When he returned to England he went to work for his father. Brunel's first notable achievement was the part he played with his father in planning the Thames Tunnel from Rotherhithe to Wapping, completed in 1843.
In 1831, Brunel's designs won the competition for the Clifton Suspension Bridge across the River Avon. Construction began the same year, but it was not completed until 1864, Brunel died on 15 September 1859 (aged 53)
My third choice of civil engineering wonders is the Clifton Suspension Bridge which commenced construction on 21st June 1831 and took 33 years to complete.
A reason as to why the bridge took so long to construct was that an attempt to build Brunel's design was halted by the Bristol riots, and the revised version of his designs was built after his death and completed in 1864.
The revised design was made by William Henry Barlow and Sir John Hawkshaw, with a wider, higher, and sturdier deck than Brunel intended, with triple chains instead of double.

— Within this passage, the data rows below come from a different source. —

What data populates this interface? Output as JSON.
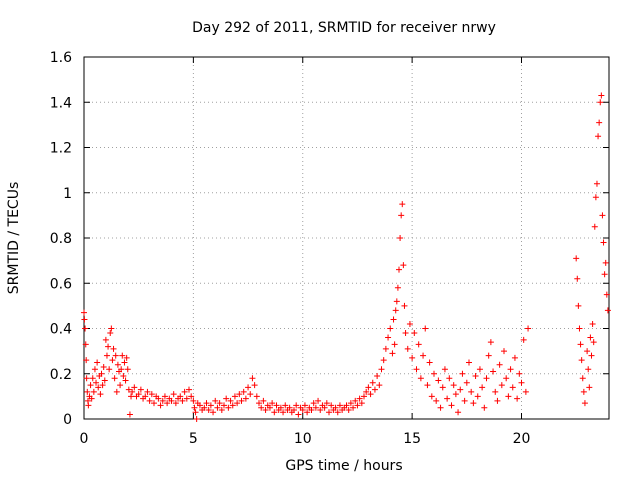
{
  "chart_data": {
    "type": "scatter",
    "title": "Day 292 of 2011, SRMTID for receiver nrwy",
    "xlabel": "GPS time / hours",
    "ylabel": "SRMTID / TECUs",
    "xlim": [
      0,
      24
    ],
    "ylim": [
      0,
      1.6
    ],
    "xticks": [
      0,
      5,
      10,
      15,
      20
    ],
    "xtick_labels": [
      "0",
      "5",
      "10",
      "15",
      "20"
    ],
    "yticks": [
      0,
      0.2,
      0.4,
      0.6,
      0.8,
      1,
      1.2,
      1.4,
      1.6
    ],
    "ytick_labels": [
      "0",
      "0.2",
      "0.4",
      "0.6",
      "0.8",
      "1",
      "1.2",
      "1.4",
      "1.6"
    ],
    "grid": true,
    "marker": "+",
    "series": [
      {
        "name": "SRMTID",
        "color": "#ff0000",
        "points": [
          [
            0.0,
            0.47
          ],
          [
            0.02,
            0.44
          ],
          [
            0.05,
            0.4
          ],
          [
            0.08,
            0.33
          ],
          [
            0.1,
            0.26
          ],
          [
            0.12,
            0.18
          ],
          [
            0.15,
            0.12
          ],
          [
            0.18,
            0.08
          ],
          [
            0.2,
            0.06
          ],
          [
            0.25,
            0.1
          ],
          [
            0.3,
            0.15
          ],
          [
            0.35,
            0.09
          ],
          [
            0.4,
            0.18
          ],
          [
            0.45,
            0.12
          ],
          [
            0.5,
            0.22
          ],
          [
            0.55,
            0.16
          ],
          [
            0.6,
            0.25
          ],
          [
            0.65,
            0.14
          ],
          [
            0.7,
            0.19
          ],
          [
            0.75,
            0.11
          ],
          [
            0.8,
            0.2
          ],
          [
            0.85,
            0.15
          ],
          [
            0.9,
            0.23
          ],
          [
            0.95,
            0.17
          ],
          [
            1.0,
            0.35
          ],
          [
            1.05,
            0.28
          ],
          [
            1.1,
            0.32
          ],
          [
            1.15,
            0.22
          ],
          [
            1.2,
            0.38
          ],
          [
            1.25,
            0.4
          ],
          [
            1.3,
            0.26
          ],
          [
            1.35,
            0.31
          ],
          [
            1.4,
            0.18
          ],
          [
            1.45,
            0.28
          ],
          [
            1.5,
            0.12
          ],
          [
            1.55,
            0.24
          ],
          [
            1.6,
            0.21
          ],
          [
            1.65,
            0.15
          ],
          [
            1.7,
            0.22
          ],
          [
            1.75,
            0.28
          ],
          [
            1.8,
            0.19
          ],
          [
            1.85,
            0.25
          ],
          [
            1.9,
            0.17
          ],
          [
            1.95,
            0.27
          ],
          [
            2.0,
            0.22
          ],
          [
            2.05,
            0.13
          ],
          [
            2.1,
            0.02
          ],
          [
            2.15,
            0.1
          ],
          [
            2.2,
            0.12
          ],
          [
            2.3,
            0.14
          ],
          [
            2.4,
            0.1
          ],
          [
            2.5,
            0.11
          ],
          [
            2.6,
            0.13
          ],
          [
            2.7,
            0.09
          ],
          [
            2.8,
            0.1
          ],
          [
            2.9,
            0.12
          ],
          [
            3.0,
            0.08
          ],
          [
            3.1,
            0.11
          ],
          [
            3.2,
            0.07
          ],
          [
            3.3,
            0.1
          ],
          [
            3.4,
            0.09
          ],
          [
            3.5,
            0.06
          ],
          [
            3.6,
            0.08
          ],
          [
            3.7,
            0.1
          ],
          [
            3.8,
            0.07
          ],
          [
            3.9,
            0.09
          ],
          [
            4.0,
            0.08
          ],
          [
            4.1,
            0.11
          ],
          [
            4.2,
            0.07
          ],
          [
            4.3,
            0.09
          ],
          [
            4.4,
            0.1
          ],
          [
            4.5,
            0.08
          ],
          [
            4.6,
            0.12
          ],
          [
            4.7,
            0.09
          ],
          [
            4.8,
            0.13
          ],
          [
            4.9,
            0.1
          ],
          [
            5.0,
            0.08
          ],
          [
            5.05,
            0.05
          ],
          [
            5.1,
            0.03
          ],
          [
            5.15,
            0.0
          ],
          [
            5.2,
            0.07
          ],
          [
            5.3,
            0.06
          ],
          [
            5.4,
            0.04
          ],
          [
            5.5,
            0.05
          ],
          [
            5.6,
            0.07
          ],
          [
            5.7,
            0.04
          ],
          [
            5.8,
            0.06
          ],
          [
            5.9,
            0.03
          ],
          [
            6.0,
            0.08
          ],
          [
            6.1,
            0.05
          ],
          [
            6.2,
            0.07
          ],
          [
            6.3,
            0.04
          ],
          [
            6.4,
            0.06
          ],
          [
            6.5,
            0.09
          ],
          [
            6.6,
            0.05
          ],
          [
            6.7,
            0.08
          ],
          [
            6.8,
            0.06
          ],
          [
            6.9,
            0.1
          ],
          [
            7.0,
            0.07
          ],
          [
            7.1,
            0.11
          ],
          [
            7.2,
            0.08
          ],
          [
            7.3,
            0.12
          ],
          [
            7.4,
            0.09
          ],
          [
            7.5,
            0.14
          ],
          [
            7.6,
            0.11
          ],
          [
            7.7,
            0.18
          ],
          [
            7.8,
            0.15
          ],
          [
            7.9,
            0.1
          ],
          [
            8.0,
            0.07
          ],
          [
            8.1,
            0.05
          ],
          [
            8.2,
            0.08
          ],
          [
            8.3,
            0.04
          ],
          [
            8.4,
            0.06
          ],
          [
            8.5,
            0.05
          ],
          [
            8.6,
            0.07
          ],
          [
            8.7,
            0.03
          ],
          [
            8.8,
            0.06
          ],
          [
            8.9,
            0.04
          ],
          [
            9.0,
            0.05
          ],
          [
            9.1,
            0.03
          ],
          [
            9.2,
            0.06
          ],
          [
            9.3,
            0.04
          ],
          [
            9.4,
            0.05
          ],
          [
            9.5,
            0.03
          ],
          [
            9.6,
            0.04
          ],
          [
            9.7,
            0.06
          ],
          [
            9.8,
            0.02
          ],
          [
            9.9,
            0.05
          ],
          [
            10.0,
            0.04
          ],
          [
            10.1,
            0.06
          ],
          [
            10.2,
            0.03
          ],
          [
            10.3,
            0.05
          ],
          [
            10.4,
            0.04
          ],
          [
            10.5,
            0.07
          ],
          [
            10.6,
            0.05
          ],
          [
            10.7,
            0.08
          ],
          [
            10.8,
            0.04
          ],
          [
            10.9,
            0.06
          ],
          [
            11.0,
            0.05
          ],
          [
            11.1,
            0.07
          ],
          [
            11.2,
            0.03
          ],
          [
            11.3,
            0.06
          ],
          [
            11.4,
            0.04
          ],
          [
            11.5,
            0.05
          ],
          [
            11.6,
            0.03
          ],
          [
            11.7,
            0.06
          ],
          [
            11.8,
            0.04
          ],
          [
            11.9,
            0.05
          ],
          [
            12.0,
            0.06
          ],
          [
            12.1,
            0.04
          ],
          [
            12.2,
            0.07
          ],
          [
            12.3,
            0.05
          ],
          [
            12.4,
            0.08
          ],
          [
            12.5,
            0.06
          ],
          [
            12.6,
            0.09
          ],
          [
            12.7,
            0.07
          ],
          [
            12.8,
            0.1
          ],
          [
            12.9,
            0.12
          ],
          [
            13.0,
            0.14
          ],
          [
            13.1,
            0.11
          ],
          [
            13.2,
            0.16
          ],
          [
            13.3,
            0.13
          ],
          [
            13.4,
            0.19
          ],
          [
            13.5,
            0.15
          ],
          [
            13.6,
            0.22
          ],
          [
            13.7,
            0.26
          ],
          [
            13.8,
            0.31
          ],
          [
            13.9,
            0.36
          ],
          [
            14.0,
            0.4
          ],
          [
            14.1,
            0.29
          ],
          [
            14.15,
            0.44
          ],
          [
            14.2,
            0.33
          ],
          [
            14.25,
            0.48
          ],
          [
            14.3,
            0.52
          ],
          [
            14.35,
            0.58
          ],
          [
            14.4,
            0.66
          ],
          [
            14.45,
            0.8
          ],
          [
            14.5,
            0.9
          ],
          [
            14.55,
            0.95
          ],
          [
            14.6,
            0.68
          ],
          [
            14.65,
            0.5
          ],
          [
            14.7,
            0.38
          ],
          [
            14.8,
            0.31
          ],
          [
            14.9,
            0.42
          ],
          [
            15.0,
            0.27
          ],
          [
            15.1,
            0.38
          ],
          [
            15.2,
            0.22
          ],
          [
            15.3,
            0.33
          ],
          [
            15.4,
            0.18
          ],
          [
            15.5,
            0.28
          ],
          [
            15.6,
            0.4
          ],
          [
            15.7,
            0.15
          ],
          [
            15.8,
            0.25
          ],
          [
            15.9,
            0.1
          ],
          [
            16.0,
            0.2
          ],
          [
            16.1,
            0.08
          ],
          [
            16.2,
            0.17
          ],
          [
            16.3,
            0.05
          ],
          [
            16.4,
            0.14
          ],
          [
            16.5,
            0.22
          ],
          [
            16.6,
            0.09
          ],
          [
            16.7,
            0.18
          ],
          [
            16.8,
            0.06
          ],
          [
            16.9,
            0.15
          ],
          [
            17.0,
            0.11
          ],
          [
            17.1,
            0.03
          ],
          [
            17.2,
            0.13
          ],
          [
            17.3,
            0.2
          ],
          [
            17.4,
            0.08
          ],
          [
            17.5,
            0.16
          ],
          [
            17.6,
            0.25
          ],
          [
            17.7,
            0.12
          ],
          [
            17.8,
            0.07
          ],
          [
            17.9,
            0.19
          ],
          [
            18.0,
            0.1
          ],
          [
            18.1,
            0.22
          ],
          [
            18.2,
            0.14
          ],
          [
            18.3,
            0.05
          ],
          [
            18.4,
            0.18
          ],
          [
            18.5,
            0.28
          ],
          [
            18.6,
            0.34
          ],
          [
            18.7,
            0.21
          ],
          [
            18.8,
            0.12
          ],
          [
            18.9,
            0.08
          ],
          [
            19.0,
            0.24
          ],
          [
            19.1,
            0.15
          ],
          [
            19.2,
            0.3
          ],
          [
            19.3,
            0.18
          ],
          [
            19.4,
            0.1
          ],
          [
            19.5,
            0.22
          ],
          [
            19.6,
            0.14
          ],
          [
            19.7,
            0.27
          ],
          [
            19.8,
            0.09
          ],
          [
            19.9,
            0.2
          ],
          [
            20.0,
            0.16
          ],
          [
            20.1,
            0.35
          ],
          [
            20.2,
            0.12
          ],
          [
            20.3,
            0.4
          ],
          [
            22.5,
            0.71
          ],
          [
            22.55,
            0.62
          ],
          [
            22.6,
            0.5
          ],
          [
            22.65,
            0.4
          ],
          [
            22.7,
            0.33
          ],
          [
            22.75,
            0.26
          ],
          [
            22.8,
            0.18
          ],
          [
            22.85,
            0.12
          ],
          [
            22.9,
            0.07
          ],
          [
            23.0,
            0.3
          ],
          [
            23.05,
            0.22
          ],
          [
            23.1,
            0.14
          ],
          [
            23.15,
            0.36
          ],
          [
            23.2,
            0.28
          ],
          [
            23.25,
            0.42
          ],
          [
            23.3,
            0.34
          ],
          [
            23.35,
            0.85
          ],
          [
            23.4,
            0.98
          ],
          [
            23.45,
            1.04
          ],
          [
            23.5,
            1.25
          ],
          [
            23.55,
            1.31
          ],
          [
            23.6,
            1.4
          ],
          [
            23.65,
            1.43
          ],
          [
            23.7,
            0.9
          ],
          [
            23.75,
            0.78
          ],
          [
            23.8,
            0.64
          ],
          [
            23.85,
            0.69
          ],
          [
            23.9,
            0.55
          ],
          [
            23.95,
            0.48
          ]
        ]
      }
    ]
  }
}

Although similar in size, the bridge towers are not identical in design, the Clifton tower having side cut-outs, the Leigh tower more pointed arches atop a 110-foot (34 m) red sandstone-clad abutment. Roller-mounted "saddles" at the top of each tower allow movement of the three independent wrought iron chains on each side when loads pass over the bridge. The bridge deck is suspended by 162 vertical wrought-iron rods in 81 matching pairs.